Sort, Priority Queue, Binary Search
Given two arrays A[1…K], B[1…K], deal with Q queries of finding the n-th smallest pair sum in all K^2 pair sums (A[i] + B[j]).
A brute force enumeration can give us an O(K^2 logK) - O(1) algorithm: just simply store all possible sums and use the some sorting algorithm such as quick sort. And then, for each query, return the n-th number of the stored sorted array. This brute force algortihm’s time complexity is O(K^2 + Q). Also, it needs O(K^2) space. Both time and memory are exceeded.
There are 2 ways to improve this brute force algorithm. The common key point to improve this brute force algorithm is as following: Suppose A and B are sorted ascendingly, A[i] + B[j] is smaller than or equal to any A[i] + B[k] if k > j.
For instance, we use quick sort to sort A and B in O(K logK) time. And then, 2 possible solutions are here.
The first solution is that we can find the smallest sum among at most K candidates (one for each A[i]) and remove it. After n removes, the n-th smallest sum is found. More specifically, we can maintain K pointers for each A[i]. Let’s say ptr[1…K] (equals 1 initially). First, we can use a binary heap (or other priority queues, balanced binary search trees, etc…) to find the smallest sum among A[i] + B[ptr[i]]. Second, suppose the smallest is A[p] + B[ptr[p]]. We remove it from the heap, then increase the pointer ptr[p] by 1 and insert a new element A[p] + B[ptr[p]] if it exists. Repeat this process n times, the n-th smallest sum is got. This algorithm’s time complexity is O(n log K) for each query, and thus O(K logK + Q n logK) in total.

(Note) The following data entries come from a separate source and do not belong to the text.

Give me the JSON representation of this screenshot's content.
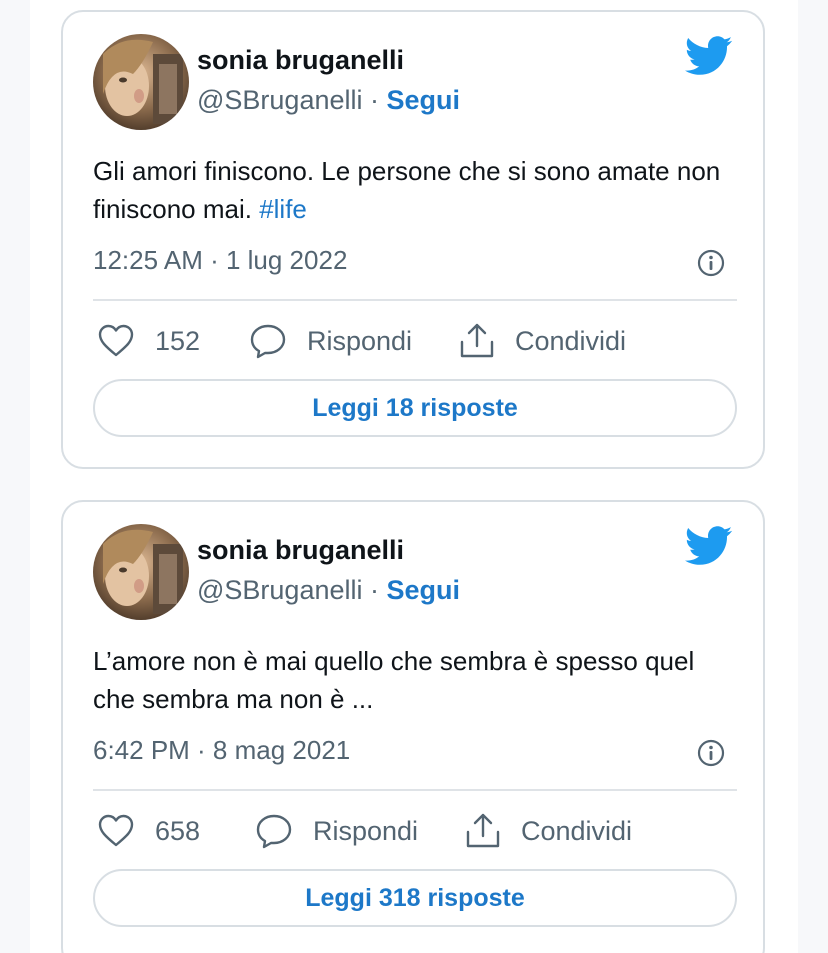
{
  "tweets": [
    {
      "author_name": "sonia bruganelli",
      "handle": "@SBruganelli",
      "separator": " · ",
      "follow_label": "Segui",
      "text": "Gli amori finiscono. Le persone che si sono amate non finiscono mai. ",
      "hashtag": "#life",
      "timestamp": "12:25 AM · 1 lug 2022",
      "likes": "152",
      "reply_label": "Rispondi",
      "share_label": "Condividi",
      "read_replies_label": "Leggi 18 risposte"
    },
    {
      "author_name": "sonia bruganelli",
      "handle": "@SBruganelli",
      "separator": " · ",
      "follow_label": "Segui",
      "text": "L’amore non è mai quello che sembra è spesso quel  che sembra ma non è ...",
      "hashtag": "",
      "timestamp": "6:42 PM · 8 mag 2021",
      "likes": "658",
      "reply_label": "Rispondi",
      "share_label": "Condividi",
      "read_replies_label": "Leggi 318 risposte"
    }
  ],
  "colors": {
    "accent": "#1d78c8",
    "twitter_blue": "#1d9bf0",
    "secondary_text": "#536471",
    "border": "#d8dee3"
  },
  "icons": {
    "logo": "twitter-bird-icon",
    "info": "info-icon",
    "like": "heart-icon",
    "reply": "speech-bubble-icon",
    "share": "share-icon"
  }
}
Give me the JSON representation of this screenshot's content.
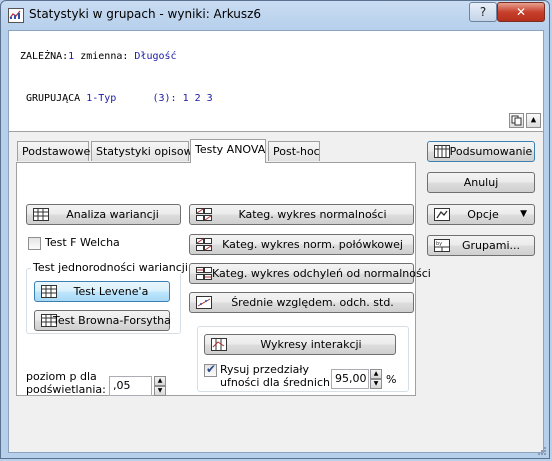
{
  "window": {
    "title": "Statystyki w grupach - wyniki: Arkusz6",
    "help_label": "?",
    "close_label": "✕"
  },
  "variables": {
    "dependent_label": "ZALEŻNA:",
    "dependent_count": "1",
    "dependent_word": " zmienna:",
    "dependent_name": "Długość",
    "grouping_label": "GRUPUJĄCA",
    "grouping_num": "1",
    "grouping_name": "-Typ",
    "grouping_levels": "(3): 1 2 3"
  },
  "tabs": [
    {
      "label": "Podstawowe",
      "active": false
    },
    {
      "label": "Statystyki opisowe",
      "active": false
    },
    {
      "label": "Testy ANOVA",
      "active": true
    },
    {
      "label": "Post-hoc",
      "active": false
    }
  ],
  "anova": {
    "analiza_wariancji": "Analiza wariancji",
    "test_f_welcha": "Test F Welcha",
    "homogeneity_group_title": "Test jednorodności wariancji",
    "test_levene": "Test Levene'a",
    "test_browna_forsytha": "Test Browna-Forsytha",
    "wykres_normalnosci": "Kateg. wykres normalności",
    "wykres_polowkowej": "Kateg. wykres norm. połówkowej",
    "wykres_odchylen": "Kateg. wykres odchyleń od normalności",
    "srednie_wzgledem": "Średnie względem. odch. std.",
    "wykresy_interakcji": "Wykresy interakcji",
    "rysuj_przedzialy_line1": "Rysuj przedziały",
    "rysuj_przedzialy_line2": "ufności dla średnich",
    "rysuj_checked": true,
    "confidence_value": "95,00",
    "percent_label": "%",
    "p_level_line1": "poziom p dla",
    "p_level_line2": "podświetlania:",
    "p_level_value": ",05"
  },
  "side_buttons": {
    "podsumowanie": "Podsumowanie",
    "anuluj": "Anuluj",
    "opcje": "Opcje",
    "grupami": "Grupami..."
  },
  "colors": {
    "variable_blue": "#1a1aa6",
    "window_frame": "#b9d1ea"
  }
}
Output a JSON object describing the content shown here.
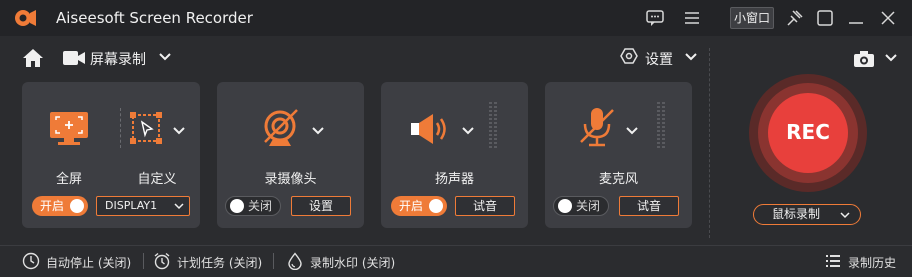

The second solution is more tricky and useful. Consider the dual problem: given a number X, find how many pair sums are smaller than or equal to X (The answer of the original problem is that the smallest X such that there are at least n pair sums smaller than or equal to X). To solve the dual problem, based on the previous observation, there exists limit[i] such that A[i] + B[1…limit[i]] are all smaller than or equal to X while A[i] + B[limit[i] + 1 … K] are all greater than X. Furthermore, limit[i] >= limit[i + 1] since A[i] <= A[i + 1]. Using these two properties, we can simply get the rank of X in O(K) time. Through binary search, we can get the answer of original problem in O(K logAnswer), and thus O(K logK + Q K logAnswer) in total.